If a student is harassed in Second Life’s virtual world and suffers real world harm, is the mere fact that the student registered for Second Life enough to engage a university’s duty? If the duty is engaged, either on the broad theory above or based on the specific context in which the harassment takes place, how does a university investigate when most information about the event will be electronically stored and controlled by Linden Lab? Unless it has entered into a legal relationship with Linden Lab itself,viii a university with a duty to investigate may be confronted with a common problem associated with uncontrolled use of internet-based applications – it may need access to information held by Linden Lab yet will have no legal right of access to it absent a court order.ix Similarly, it will have no legal right to issue authoritative directions to Linden Lab if necessary to restore the educational environment.x


The correct policy approach for resolving the issues we have raised is by no means clear, and as external legal counsel to universities, we respectfully defer to our clients on matters of university policy. We do, however, wish to make the following general suggestions:

  • An absolute ban on the use of internet-based applications in university business is likely too strong of a response. Even an internet search, for example, relies on the use of an external organization’s computers.
  • A more favourable approach would involve establishing a general rule requiring that university business be conducted on the university’s computer system, an approvals-based exception and a specific duty to ask for approval to use unapproved internet-based software applications. The criteria established for approval should draw a link to the university’s information technology strategy and other policy-based imperatives (e.g. those relating to academic freedom), and might allow for reasonable use of internet-based applications that meet needs that are not currently provided for and which may not be met through a more standard outsourcing arrangement (i.e. one that relies on an legal agreement between the university and the service provider).
  • Along with the general framework for approvals, universities may also put employees on notice that certain applications should not be used to conduct university business. For example, it may be prudent to completely prohibit the use of internet-based applications like Hotmail for work-related purposes.

We hope this document encourages discussion about a relevant and difficult issue. If you have any questions, please feel free to contact your regular Hicks Morley lawyer.

With thanks to Heather Colman, our Knowledge Management Specialist.

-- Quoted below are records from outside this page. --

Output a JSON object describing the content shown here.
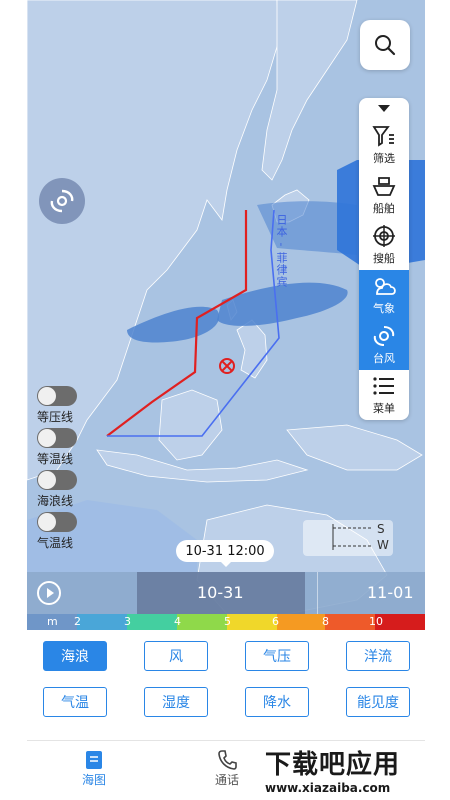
{
  "map": {
    "route_label": "日本 - 菲律宾",
    "colors": {
      "sea": "#a9c3e2",
      "land": "#b9cde7",
      "route_red": "#e02020",
      "route_blue": "#4a6ff0"
    }
  },
  "toolbar": {
    "items": [
      {
        "icon": "filter-icon",
        "label": "筛选"
      },
      {
        "icon": "ship-icon",
        "label": "船舶"
      },
      {
        "icon": "target-icon",
        "label": "搜船"
      },
      {
        "icon": "weather-icon",
        "label": "气象"
      },
      {
        "icon": "typhoon-icon",
        "label": "台风"
      },
      {
        "icon": "menu-icon",
        "label": "菜单"
      }
    ]
  },
  "toggles": [
    {
      "label": "等压线",
      "on": false
    },
    {
      "label": "等温线",
      "on": false
    },
    {
      "label": "海浪线",
      "on": false
    },
    {
      "label": "气温线",
      "on": false
    }
  ],
  "scale": {
    "s_label": "S",
    "w_label": "W"
  },
  "timeline": {
    "bubble": "10-31 12:00",
    "current": "10-31",
    "next": "11-01"
  },
  "legend": {
    "unit": "m",
    "values": [
      "2",
      "3",
      "4",
      "5",
      "6",
      "8",
      "10"
    ]
  },
  "layers": {
    "row1": [
      "海浪",
      "风",
      "气压",
      "洋流"
    ],
    "row2": [
      "气温",
      "湿度",
      "降水",
      "能见度"
    ],
    "active": "海浪"
  },
  "nav": {
    "items": [
      {
        "icon": "map-icon",
        "label": "海图",
        "active": true
      },
      {
        "icon": "phone-icon",
        "label": "通话",
        "active": false
      }
    ]
  },
  "watermark": {
    "text": "下载吧应用",
    "url": "www.xiazaiba.com"
  }
}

i     R.R.O. 1990, Reg. 460, s. 4.
ii    See e.g. PIPEDA Case Summary #313.
iii   See e.g. Daniel Terdiman, “Campus Life Comes to Second Life” (2004) and Education Programs – Second Life Grid.
iv   Michael Bugeja, “Second Thoughts About Second Life” (2007) The Chronicle of Higher Education.
v    For example, Linden Lab assigns Second Life users a last name: Second Life – FAQ.
vi   Daniel Terdiman, “Phony kids, virtual sex” (2006) CNet News.
vii  Wall and University of Waterloo (Re) (1995), 27 C.H.R.R. D/44 (Ont. Bd. Inq.) is a leading case on these duties.
viii  Linden Lab does offer a secure “intranet” space for restricted membership to certain students and faculty. Linden Lab may offer universities special terms to give them greater control over information related to their virtual classrooms, but we are not aware of the terms on which Linden Lab contracts with educational institutions.
ix   Article 6.1 of the Second Life Terms of Service specifies that Linden Lab will not give personal information to third parties except to “operate, improve and protect its service,” but by the same article Linden Lab also reserves the right to disclose information to “private entities” as it believes is necessary or appropriate to resolve possible problems or inquires: Second Life – Terms of Service.
x   Article 4.1 of the Second Life Terms of Service requires Second Life users to comply with a set of Community Standards and other rules of use established by Linden Lab. However, Article 5.1 of the Second Life Terms of Service specifies that Linden Lab has the right but not the obligation to resolve disputes between users: Second Life – Terms of Service.